В-третьих, образ «арийцев», увязанный с современным Западным миром, позволяет отождествлять себя с современной цивилизацией и дистанцироваться от образа «азиатов», который с советских времен нагружался негативными смыслами («бедные», «грязные», «заразные», «отсталые», «нецивилизованные» и пр.). Примечательно, что это вовсе не мешает тому, что у таких «потомков арийцев» могут встречаться и антизападнические настроения. Ведь образ «арийцев» апеллирует к абстрактному идеалу «цивилизации», тогда как антизападнические настроения нацелены против вполне конкретных особенностей или политических действий, демонстрируемых современным Западом. Кроме того, такой образ «арийцев» более всего нужен именно для внутреннего пользования.

Наконец, в-четвертых, образ «арийцев» может использоваться и прагматически для налаживания деловых отношений как с Западом, так и с Россией (или даже с Ираном).
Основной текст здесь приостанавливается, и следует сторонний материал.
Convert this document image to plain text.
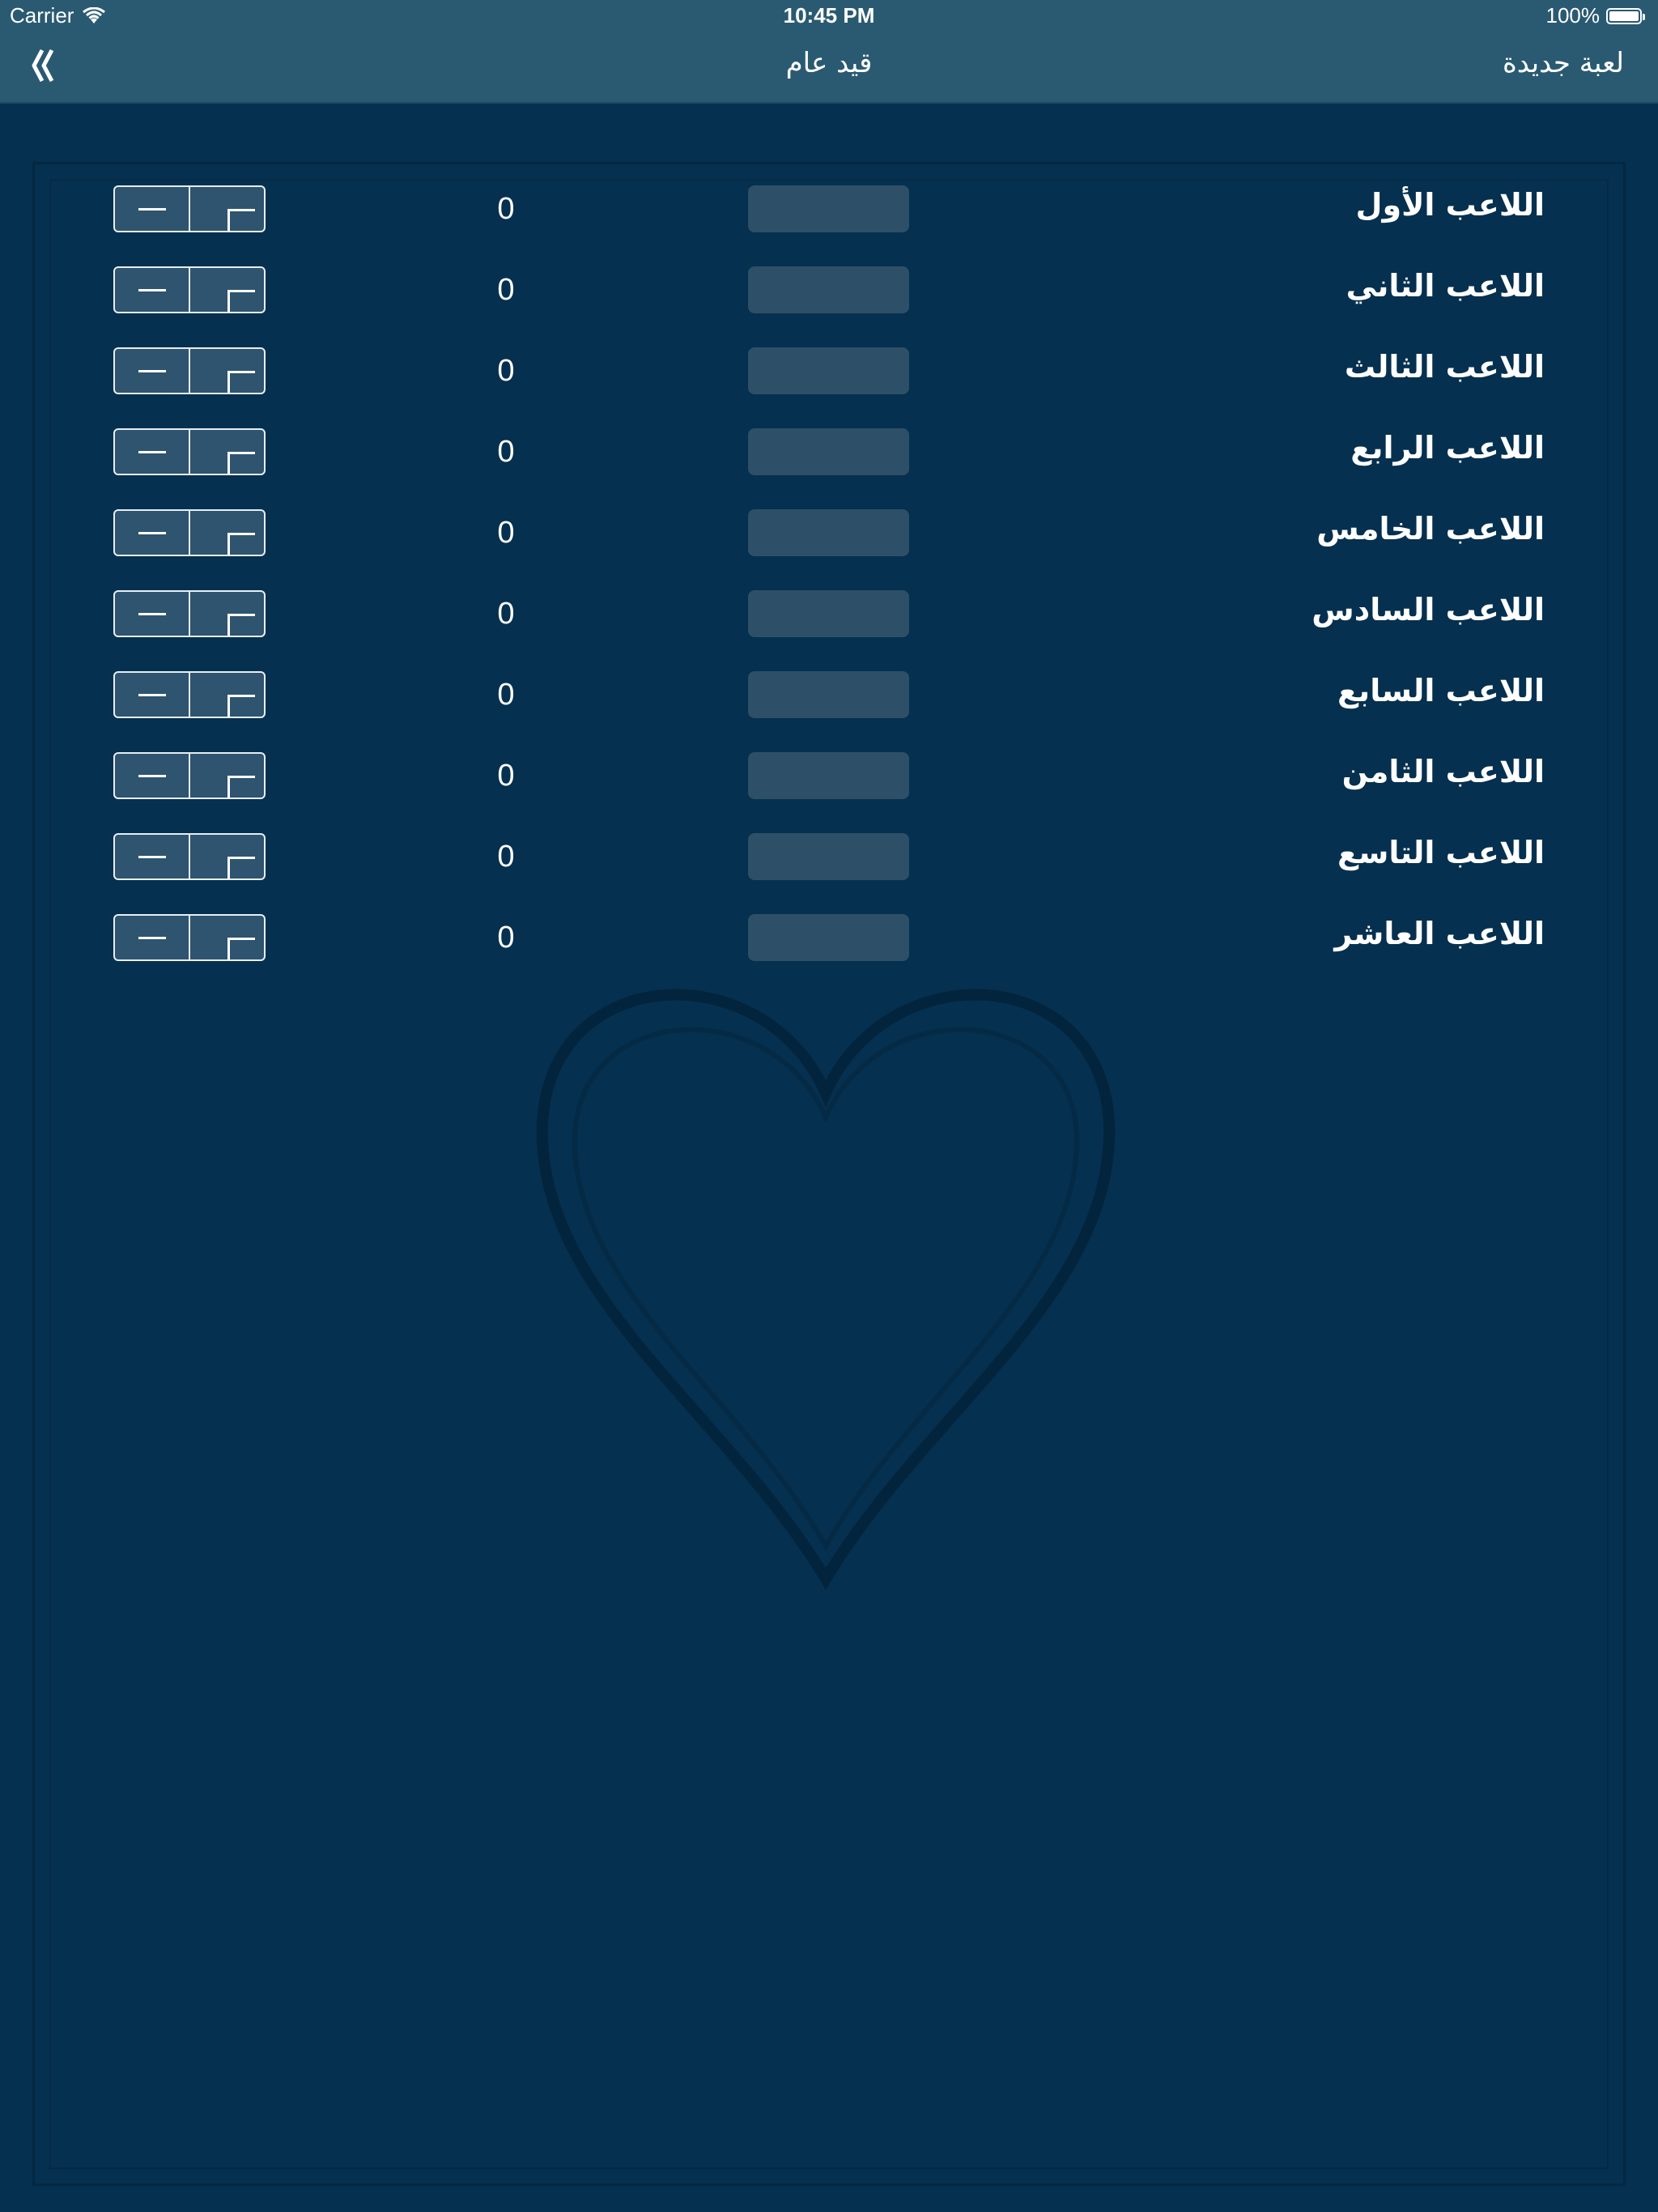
Carrier	10:45 PM	100%
قيد عام	لعبة جديدة
0	اللاعب الأول
0	اللاعب الثاني
0	اللاعب الثالث
0	اللاعب الرابع
0	اللاعب الخامس
0	اللاعب السادس
0	اللاعب السابع
0	اللاعب الثامن
0	اللاعب التاسع
0	اللاعب العاشر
Для этого политическая риторика государственных деятелей и дипломатов может делать отсылку к «общим предкам» или «общим историческим корням», что, как ожидается, способно сблизить партнеров и вызвать расположение у собеседников.
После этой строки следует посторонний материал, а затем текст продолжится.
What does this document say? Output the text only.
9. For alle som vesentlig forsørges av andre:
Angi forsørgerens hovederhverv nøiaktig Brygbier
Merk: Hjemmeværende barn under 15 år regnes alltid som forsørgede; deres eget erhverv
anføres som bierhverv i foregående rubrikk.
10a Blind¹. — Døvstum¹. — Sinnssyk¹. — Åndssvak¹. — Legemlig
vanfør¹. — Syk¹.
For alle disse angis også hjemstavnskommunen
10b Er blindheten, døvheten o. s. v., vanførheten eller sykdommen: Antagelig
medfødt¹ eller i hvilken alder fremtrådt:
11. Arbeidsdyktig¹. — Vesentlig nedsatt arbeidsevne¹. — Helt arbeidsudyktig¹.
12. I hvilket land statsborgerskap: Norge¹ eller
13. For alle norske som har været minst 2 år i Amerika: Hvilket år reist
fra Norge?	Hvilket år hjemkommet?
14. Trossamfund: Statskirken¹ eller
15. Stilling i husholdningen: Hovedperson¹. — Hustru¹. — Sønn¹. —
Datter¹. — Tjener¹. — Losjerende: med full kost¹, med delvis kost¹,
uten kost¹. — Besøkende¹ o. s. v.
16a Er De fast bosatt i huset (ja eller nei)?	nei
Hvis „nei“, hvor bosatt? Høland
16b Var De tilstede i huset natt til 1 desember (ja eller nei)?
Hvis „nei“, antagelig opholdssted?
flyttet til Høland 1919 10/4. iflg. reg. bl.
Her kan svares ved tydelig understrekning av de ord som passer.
Существенно, что, судя по приведенному обзору, взаимоотношения между «арийцами» и «тюрками» можно представить тремя разными способами. Во-первых, можно отождествить древних предков с «арийцами» и противопоставить их «тюркским захватчикам». В этом случае подчеркивается лингвистический фактор, причем «арийцы» описываются как носители высшей культуры, а «тюрки» – как «чужаки-варвары», разрушители великих цивилизаций. Такой образ «тюркских варваров» был типичен для «албанской теории» в Азербайджане (подробно см.: Шнирельман 2003) и разделялся некоторыми интеллектуалами в Туркменистане. В обоих случаях наблюдалось стремление к присвоению политического и культурного наследия древнего оседлого населения (албанов в Азербайджане и иранцев в Туркменистане), чтобы дистанцироваться от образа «варваров».